To admirers, Trump’s appeal is his willingness to bulldoze those lawyerly obstacles. He has imposed tariffs on an array of countries and sectors, seizing authority that is supposed to belong to Congress. He extracted $1.5 trillion in investment pledges from Japan, the European Union and South Korea that he claims he will personally direct, though no legal mechanism for doing so appears to exist. (Those pledges are already in dispute.)
There are reasons state capitalism never caught on before. The state can’t allocate capital more efficiently than private markets. Distortions, waste and cronyism typically follow. Russia, Brazil and France have grown much more slowly than the U.S.
Chinese state capitalism isn’t the success story it seems. Barry Naughton of the University of California, San Diego has documented how China’s rapid growth since 1979 has come from market sources, not the state. As Chinese leader Xi Jinping has reimposed state control, growth has slowed. China is awash with savings, but the state wastes much of it. From steel to vehicles, excess capacity leads to plummeting prices and profits.
The U.S. hasn’t fared any better.
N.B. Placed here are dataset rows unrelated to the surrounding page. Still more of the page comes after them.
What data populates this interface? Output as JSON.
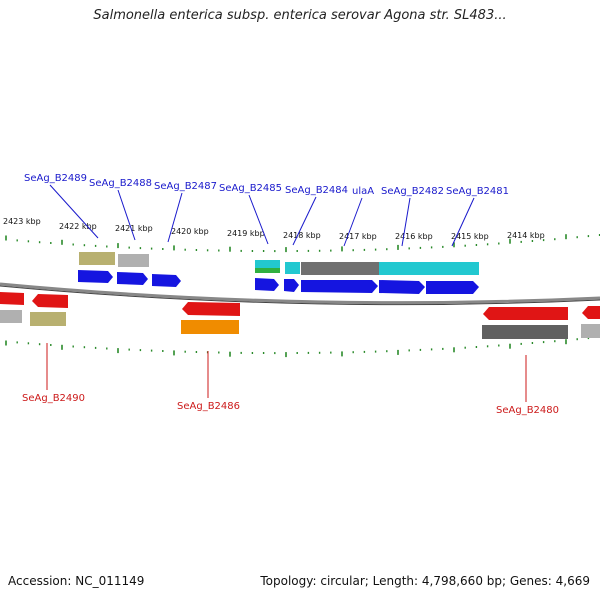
{
  "title": "Salmonella enterica subsp. enterica serovar Agona str. SL483...",
  "accession": "Accession: NC_011149",
  "summary": "Topology: circular; Length: 4,798,660 bp; Genes: 4,669",
  "kbp_labels": [
    "2423 kbp",
    "2422 kbp",
    "2421 kbp",
    "2420 kbp",
    "2419 kbp",
    "2418 kbp",
    "2417 kbp",
    "2416 kbp",
    "2415 kbp",
    "2414 kbp"
  ],
  "top_genes": [
    "SeAg_B2489",
    "SeAg_B2488",
    "SeAg_B2487",
    "SeAg_B2485",
    "SeAg_B2484",
    "ulaA",
    "SeAg_B2482",
    "SeAg_B2481"
  ],
  "bottom_genes": [
    "SeAg_B2490",
    "SeAg_B2486",
    "SeAg_B2480"
  ],
  "colors": {
    "forward": "#1515e0",
    "reverse": "#e01515",
    "orange": "#f08c00",
    "cyan": "#22c8d0",
    "green": "#30b040",
    "khaki": "#b8b070",
    "gray": "#a8a8a8",
    "darkgray": "#606060",
    "tick": "#2a8a2a",
    "backbone": "#888888"
  }
}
Interventions made in the name of national security or kick-starting infant industries lead to boondoggles like Foxconn’s promised factory in Wisconsin or Tesla’s solar-panel factory in Buffalo, N.Y.
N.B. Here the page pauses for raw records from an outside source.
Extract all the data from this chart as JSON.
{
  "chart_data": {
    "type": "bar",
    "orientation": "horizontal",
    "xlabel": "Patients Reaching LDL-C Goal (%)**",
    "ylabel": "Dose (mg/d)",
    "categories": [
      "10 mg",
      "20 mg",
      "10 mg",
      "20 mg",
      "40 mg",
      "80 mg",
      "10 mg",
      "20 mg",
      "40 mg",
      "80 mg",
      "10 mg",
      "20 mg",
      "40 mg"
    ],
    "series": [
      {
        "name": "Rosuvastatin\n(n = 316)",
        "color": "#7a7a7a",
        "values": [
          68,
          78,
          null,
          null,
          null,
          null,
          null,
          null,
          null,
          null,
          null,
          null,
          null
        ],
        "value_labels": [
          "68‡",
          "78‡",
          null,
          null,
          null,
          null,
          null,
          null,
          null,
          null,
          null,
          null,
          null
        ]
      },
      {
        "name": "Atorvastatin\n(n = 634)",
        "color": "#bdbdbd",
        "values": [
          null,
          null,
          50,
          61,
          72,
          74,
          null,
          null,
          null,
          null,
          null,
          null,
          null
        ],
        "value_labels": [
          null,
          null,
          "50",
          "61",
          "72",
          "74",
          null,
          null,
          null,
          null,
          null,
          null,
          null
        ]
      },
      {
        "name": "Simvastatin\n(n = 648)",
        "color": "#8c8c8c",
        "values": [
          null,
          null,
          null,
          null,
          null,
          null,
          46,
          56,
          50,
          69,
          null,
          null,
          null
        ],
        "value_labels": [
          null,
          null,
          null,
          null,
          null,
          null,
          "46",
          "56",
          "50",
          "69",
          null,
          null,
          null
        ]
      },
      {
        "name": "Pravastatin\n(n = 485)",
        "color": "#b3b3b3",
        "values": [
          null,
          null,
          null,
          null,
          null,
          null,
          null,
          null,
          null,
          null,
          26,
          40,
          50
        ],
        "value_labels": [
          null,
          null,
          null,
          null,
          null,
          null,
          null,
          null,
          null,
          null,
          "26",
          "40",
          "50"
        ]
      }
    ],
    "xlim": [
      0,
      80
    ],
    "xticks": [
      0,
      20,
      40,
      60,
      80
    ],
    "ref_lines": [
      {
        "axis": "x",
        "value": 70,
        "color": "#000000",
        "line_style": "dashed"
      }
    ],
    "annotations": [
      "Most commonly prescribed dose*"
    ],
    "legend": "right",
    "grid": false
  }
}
State capitalism is an all-of-society affair in China, directed from Beijing via millions of cadres in local governments and company boardrooms. In the U.S., it consists largely of Oval Office announcements lacking any policy or institutional framework. “The core characteristic of China’s state capitalism is discipline, and Trump is the complete opposite of that,” Wang said in an interview.
State capitalism is a means of political, not just economic, control. Xi ruthlessly deploys economic levers to crush any challenge to party primacy. In 2020, Alibaba co-founder Jack Ma, arguably the country’s most famous business leader, criticized Chinese regulators for stifling financial innovation. Retaliation was swift. Regulators canceled the initial public offering of Ma’s financial company, Ant Group, and eventually fined it $2.8 billion for anticompetitive behavior. Ma briefly disappeared from public view.
Trump has similarly deployed executive orders and regulatory powers against media companies, banks, law firms and other companies he believes oppose him, while rewarding executives who align themselves with his priorities.
In Trump’s first term, CEOs routinely spoke out when they disagreed with his policies such as on immigration and trade. Now, they shower him with donations and praise, or are mostly silent.
Trump is also seeking political control over agencies that have long operated at arm’s length from the White House, such as the Bureau of Labor Statistics and the Federal Reserve. That, too, has echoes of China where the bureaucracy is fully subordinate to the ruling party.
Trump has long admired the control Xi exercises over his country, but there are, in theory, limits to how far he can emulate him.
American democracy constrains the state through an independent judiciary, free speech, due process and the diffusion of power among multiple levels and branches of government. How far state capitalism ultimately displaces free-market capitalism in the U.S. depends on how well those checks and balances hold up.